Didem her zamanki gibi bir sekilde uyuyabiliyor, karsimda ustte yatiyor, ama uyuma seklimizi gormeniz lazim: kafada kapusonlar, gozde uyku maskeleri, agiz ve burun fularlarla kapatilmis, tamamen birer gerillayiz! Saga dondum sola dondum olmadi ha bi de bocek gordum oldurdum yatakta hemde! Bocek lesiyle ayni yerde yatmayi hic dusunmemistim bu tatile cikarken. Ama herseyde bir hayir vardir diyerek uyumaya zorluyorum kendimi. Uyuyamiyorum. Tuvalete gidip sigara iciyim bari, yapacak sey yok, cok guzel ay var hem manzara seyrederim. Anin tadini cikariyim bari:o da ne!!! Tuvalet dedikleri sey raylara inen bir delik! Saatler var daha, ya gelirse ???? napariz??naparimmm??? dusunmek dahi istemiyorum...

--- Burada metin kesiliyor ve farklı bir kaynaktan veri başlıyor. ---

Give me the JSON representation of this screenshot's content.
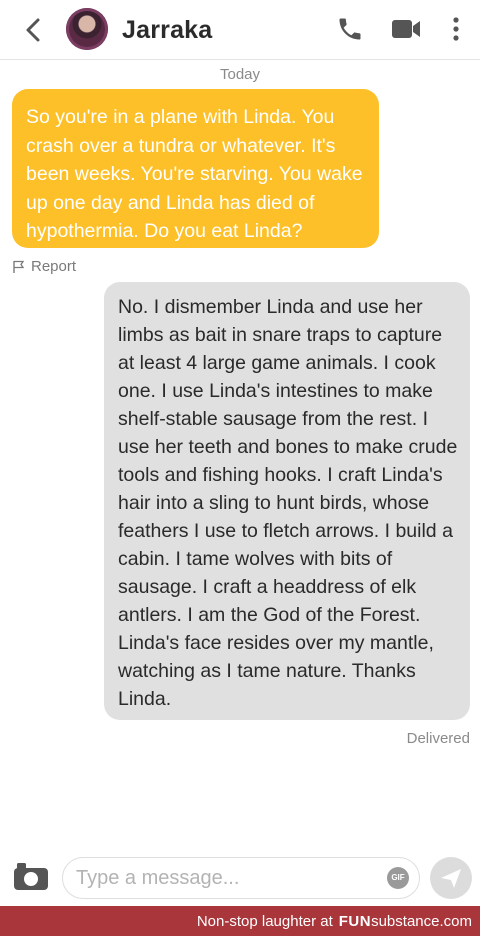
{
  "header": {
    "contact_name": "Jarraka"
  },
  "conversation": {
    "day_label": "Today",
    "incoming": {
      "text": "So you're in a plane with Linda. You crash over a tundra or whatever. It's been weeks. You're starving. You wake up one day and Linda has died of hypothermia. Do you eat Linda?",
      "report_label": "Report"
    },
    "outgoing": {
      "text": "No. I dismember Linda and use her limbs as bait in snare traps to capture at least 4 large game animals. I cook one. I use Linda's intestines to make shelf-stable sausage from the rest. I use her teeth and bones to make crude tools and fishing hooks. I craft Linda's hair into a sling to hunt birds, whose feathers I use to fletch arrows. I build a cabin. I tame wolves with bits of sausage. I craft a headdress of elk antlers. I am the God of the Forest. Linda's face resides over my mantle, watching as I tame nature. Thanks Linda.",
      "status": "Delivered"
    }
  },
  "composer": {
    "placeholder": "Type a message...",
    "gif_label": "GIF"
  },
  "watermark": {
    "text": "Non-stop laughter at",
    "brand_fun": "FUN",
    "brand_rest": "substance",
    "brand_tld": ".com"
  },
  "colors": {
    "incoming_bubble": "#fdc029",
    "outgoing_bubble": "#e0e0e0",
    "footer": "#a8363b"
  },
  "icons": [
    "back-chevron-icon",
    "phone-icon",
    "video-camera-icon",
    "more-vertical-icon",
    "flag-icon",
    "camera-icon",
    "gif-icon",
    "send-icon"
  ]
}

sigarami icip ay isiginda parlayan pirinc tarlalarini izliyorum korkuluklar ardindan. Enteresan bir andi, inanin asla gozumden gitmeyecek karelerden biri.
Tuvaletimin gelmemesini temenni ederek yataga tirmanip uyumaya calisma, o an en iyi arkadasim ipodum. Siziyorum... Sizdim.
Sabah saat tam 9da uyandim, hala yoldayiz ve bilinmez bir yerdeyiz.
Natalie dolanmaya baslamis, alttaki amca halen uyuyor. Ustum basim les, ustumu degistiriyorum bir sekilde, neyse ki thai pants var, rahat soyunuluyor vs. Gorevli geliyor yataklari toparliyor hoop asagidayiz. Masa takiyor. Oturduk, aha! Bocekler geri geldi.. Didem'in koltukta benim arkamda camda yanda sagda solda her yer hamambocegi, artik tepkisizim, Didem'de tepki vermemeye basladi, suratlar 5 karis kahvalti ediyoruz.
boceklerle de arkadas oldum onlari umursamadan oldugum yerde sizabiliyorum.
yolculuk 21 saat surdu, indigimizde her yerimiz agriyor ve kasiniyordu, kesin bitlendik diye dusunurken Manastirda buna yakin bir seyin bizi beklediginden haberdar diildik tabi!
Rehberimiz Chen bizi karsiladiginda en sevdikleri sozun : "Never trust Thai trains" oldugunu gec de olsa bize soylemis oldu... Donus tren biletimizi yakmaya o an karar verdik. Ucuz olsa bile yanan 2 bilet degil 1 bilet oldu :) parami geri aldim!
En iyi yol bildigin yoldur.
Yasasin Thai Airways!
Bu yorum bir blog yöneticisi tarafından silindi.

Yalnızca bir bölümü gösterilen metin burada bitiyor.